Luego me mandaron a vivir con mi abuela, con la excusa de que la casa donde vivíamos me enfermaba. En vez de plantear una mudanza, decidieron que, ya si eso, me mudara yo. Mi progenitor estaba encantado. Yo era una niña con muchos problemas físicos, que lo miraba con ojos escrutadores, desde la distancia que ponía la falta de cariño de él hacia mi. Lo noté tan pronto que, muchos años después, cuando me dijo que dejara de molestarlo, esto es, «deja de pedirme que me comporte como un padre» casi exclamé un: «por fin hombre!! Menos mal!! Caretas fuera!!»
Total que en casa de mi abuela estaba de lunes a viernes y, con mis padres, los fines de semana (que también pasábamos con mi abuela). A mi madre debió darle algo de mal rollo haberme mandado a otra casa llena de gente, todos con unos problemones sobre sus hombros enormes, tratando de salvar su propio pellejo, dos de los cuales perdieron su salud mental. Y yo allí. Con 6 años. Sin entender porqué no se me quería lo suficiente para vivir en familia. Con mi hermana! Pero lo cierto y verdad es que, al alejarme, me relajé y comencé a comer.
Mi abuela era una cocinera cojonuda pero siempre hacía platos de cuchara por esto de alimentar a un regimiento. Cuando iba con mis padres, siempre íbamos a la playa los fines de semana, y mi madre preparaba su plato estrella. La ensaladilla rusa. Estaba fresquita, tenía verduras envueltas en mayonesa, cosa que de niña era de agradecer, y estaba deliciosa.

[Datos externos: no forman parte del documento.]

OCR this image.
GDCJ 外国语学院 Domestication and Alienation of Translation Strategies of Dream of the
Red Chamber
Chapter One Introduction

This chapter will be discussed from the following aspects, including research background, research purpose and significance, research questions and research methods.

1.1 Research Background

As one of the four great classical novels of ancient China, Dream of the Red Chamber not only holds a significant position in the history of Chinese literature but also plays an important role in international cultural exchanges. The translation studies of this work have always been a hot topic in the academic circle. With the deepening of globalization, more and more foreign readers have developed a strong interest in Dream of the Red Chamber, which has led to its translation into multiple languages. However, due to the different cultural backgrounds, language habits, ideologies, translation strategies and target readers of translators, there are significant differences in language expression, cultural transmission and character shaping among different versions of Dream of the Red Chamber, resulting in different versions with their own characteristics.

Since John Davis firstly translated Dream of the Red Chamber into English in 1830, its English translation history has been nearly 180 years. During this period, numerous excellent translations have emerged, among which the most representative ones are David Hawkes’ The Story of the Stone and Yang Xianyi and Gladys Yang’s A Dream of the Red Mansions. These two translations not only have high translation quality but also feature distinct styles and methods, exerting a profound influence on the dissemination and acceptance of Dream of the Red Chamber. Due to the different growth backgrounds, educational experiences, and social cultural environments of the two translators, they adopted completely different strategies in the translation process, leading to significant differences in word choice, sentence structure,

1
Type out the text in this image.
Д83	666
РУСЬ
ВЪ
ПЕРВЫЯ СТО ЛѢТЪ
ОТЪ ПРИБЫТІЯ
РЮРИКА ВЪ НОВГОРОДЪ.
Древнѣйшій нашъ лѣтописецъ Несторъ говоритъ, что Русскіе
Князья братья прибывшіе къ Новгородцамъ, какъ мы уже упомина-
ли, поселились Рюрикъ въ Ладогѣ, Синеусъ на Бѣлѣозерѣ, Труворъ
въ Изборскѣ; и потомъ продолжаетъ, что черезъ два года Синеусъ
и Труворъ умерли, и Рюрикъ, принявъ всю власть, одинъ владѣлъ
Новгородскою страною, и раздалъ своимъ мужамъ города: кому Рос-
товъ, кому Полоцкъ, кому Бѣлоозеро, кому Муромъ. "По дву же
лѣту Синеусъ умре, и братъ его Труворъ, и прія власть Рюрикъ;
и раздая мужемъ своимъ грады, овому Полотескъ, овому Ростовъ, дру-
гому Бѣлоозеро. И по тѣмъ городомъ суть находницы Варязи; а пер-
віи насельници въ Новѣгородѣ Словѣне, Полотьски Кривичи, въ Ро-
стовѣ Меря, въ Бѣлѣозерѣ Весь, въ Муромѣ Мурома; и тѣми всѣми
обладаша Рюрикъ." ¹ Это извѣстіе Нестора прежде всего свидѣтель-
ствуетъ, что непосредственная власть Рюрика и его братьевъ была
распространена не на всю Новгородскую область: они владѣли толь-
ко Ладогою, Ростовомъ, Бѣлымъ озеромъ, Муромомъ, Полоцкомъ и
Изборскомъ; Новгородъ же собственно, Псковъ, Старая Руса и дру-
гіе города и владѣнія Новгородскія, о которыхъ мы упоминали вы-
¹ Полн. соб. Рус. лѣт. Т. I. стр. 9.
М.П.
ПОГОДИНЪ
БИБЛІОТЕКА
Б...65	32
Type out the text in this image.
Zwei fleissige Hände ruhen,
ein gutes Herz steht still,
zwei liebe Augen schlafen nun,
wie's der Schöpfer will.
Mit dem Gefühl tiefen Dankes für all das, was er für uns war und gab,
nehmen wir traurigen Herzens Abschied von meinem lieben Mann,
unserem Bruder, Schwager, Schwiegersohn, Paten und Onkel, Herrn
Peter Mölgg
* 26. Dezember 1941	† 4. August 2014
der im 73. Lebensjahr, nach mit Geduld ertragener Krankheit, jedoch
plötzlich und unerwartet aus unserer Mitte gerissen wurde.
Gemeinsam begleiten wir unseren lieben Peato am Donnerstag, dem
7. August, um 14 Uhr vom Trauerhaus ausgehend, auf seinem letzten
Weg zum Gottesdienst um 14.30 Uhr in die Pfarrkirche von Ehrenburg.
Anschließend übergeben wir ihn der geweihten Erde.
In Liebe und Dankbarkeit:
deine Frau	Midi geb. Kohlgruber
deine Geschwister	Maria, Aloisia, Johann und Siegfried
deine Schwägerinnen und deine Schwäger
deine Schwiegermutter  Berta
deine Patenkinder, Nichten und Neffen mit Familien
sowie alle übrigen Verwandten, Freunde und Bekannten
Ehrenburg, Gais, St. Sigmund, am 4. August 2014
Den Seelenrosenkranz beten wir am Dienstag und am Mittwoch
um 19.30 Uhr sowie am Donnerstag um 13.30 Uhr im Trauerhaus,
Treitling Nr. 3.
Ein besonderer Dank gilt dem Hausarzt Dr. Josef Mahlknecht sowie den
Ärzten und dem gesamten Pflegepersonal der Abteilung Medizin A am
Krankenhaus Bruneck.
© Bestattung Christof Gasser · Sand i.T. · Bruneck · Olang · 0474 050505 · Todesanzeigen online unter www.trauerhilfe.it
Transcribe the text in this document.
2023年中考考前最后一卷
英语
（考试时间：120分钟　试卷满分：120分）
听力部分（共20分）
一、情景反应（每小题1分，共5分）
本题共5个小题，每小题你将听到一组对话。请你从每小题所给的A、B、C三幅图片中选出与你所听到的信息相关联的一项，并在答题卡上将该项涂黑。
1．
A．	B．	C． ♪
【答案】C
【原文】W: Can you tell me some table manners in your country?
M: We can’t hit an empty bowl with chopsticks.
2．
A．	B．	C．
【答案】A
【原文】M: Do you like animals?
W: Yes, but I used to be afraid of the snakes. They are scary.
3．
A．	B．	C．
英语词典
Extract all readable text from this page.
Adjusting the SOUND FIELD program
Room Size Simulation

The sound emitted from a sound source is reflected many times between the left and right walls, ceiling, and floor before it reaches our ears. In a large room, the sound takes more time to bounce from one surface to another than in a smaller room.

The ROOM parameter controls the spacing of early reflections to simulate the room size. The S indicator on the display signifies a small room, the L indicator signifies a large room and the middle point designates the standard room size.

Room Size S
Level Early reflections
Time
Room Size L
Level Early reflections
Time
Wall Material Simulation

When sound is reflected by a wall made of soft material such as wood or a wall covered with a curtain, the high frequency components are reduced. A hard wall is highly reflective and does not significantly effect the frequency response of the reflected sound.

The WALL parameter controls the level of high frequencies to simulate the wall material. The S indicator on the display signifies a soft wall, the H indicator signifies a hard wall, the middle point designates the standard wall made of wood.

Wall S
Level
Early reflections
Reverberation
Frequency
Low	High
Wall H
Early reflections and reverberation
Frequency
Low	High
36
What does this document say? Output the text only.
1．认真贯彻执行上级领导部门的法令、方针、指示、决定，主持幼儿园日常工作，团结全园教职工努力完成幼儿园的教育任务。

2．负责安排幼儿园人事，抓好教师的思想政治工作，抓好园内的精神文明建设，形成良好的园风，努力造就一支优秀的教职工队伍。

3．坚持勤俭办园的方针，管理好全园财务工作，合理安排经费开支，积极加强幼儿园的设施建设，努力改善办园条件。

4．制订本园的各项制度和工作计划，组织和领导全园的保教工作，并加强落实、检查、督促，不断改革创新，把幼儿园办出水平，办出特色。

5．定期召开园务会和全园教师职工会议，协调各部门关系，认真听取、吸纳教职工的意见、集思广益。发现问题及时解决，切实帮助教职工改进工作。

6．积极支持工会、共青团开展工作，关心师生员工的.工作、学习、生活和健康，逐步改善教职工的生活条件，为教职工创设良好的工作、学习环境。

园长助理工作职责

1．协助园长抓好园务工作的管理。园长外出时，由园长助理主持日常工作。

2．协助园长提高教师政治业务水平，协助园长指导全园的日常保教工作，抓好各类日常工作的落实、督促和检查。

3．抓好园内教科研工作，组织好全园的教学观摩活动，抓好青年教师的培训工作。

Mi madre me llamaba para que saliera del agua, me ponía una toalla, me sentaba en la arena caliente para quitarme el frío, y me ponía el plato de plástico sobre mis rodillas. Y así comía. Como un mono de Gibraltar en esas paredes verticales, sintiendo que, si daba un paso en falso, caería al abismo. Entonces activaba mi instinto de supervivencia y elegía qué paso sería el siguiente en mi vida. Como un general estratega. Como la Napoleón de una vida. Cruzaba los brazos y me quedaba mirando al infinito. Como sin fijarme en lo que pasaba a mi alrededor. Escudriñando cómo avanzar cuando todo era obstáculo.
Luego sentía la mirada de mi madre y volvía. La miraba de vuelta. «En qué piensas Tatita?» Y yo le devolvía la sonrisa, me escogía de hombros y me levantaba corriendo para ir al agua para así evitar el mal llamado corte de digestión. Me tiraba en la primera ola y, al sacar la cabeza pensaba: «sigues viva, mantente así. Viva. Lista. No se te ocurra dar un mal paso o acabarás cayendo al abismo» Ese abismo que se tragó a mis seres queridos. A dos de ellos. Otros han ido girando como absorbidos por un torbellino de agua hasta desparecer, en una caída agónica.
Yo ya no vivo en una pared vertical. Ahora tengo suelo a mi alrededor y ya no hago ensaladilla. Porque ya no está mi madre. Porque ya nada es igual sin su magia. Porque ya no necesito pensar en cómo sobrevivir. Yo ya solo vivo hasta que la vida quiera y solo me dedico a saborear los frutos recogidos. Acariciando la cabeza de aquella niña lista, estratega, luchadora que me trajo hasta aquí. Gracias Tatita!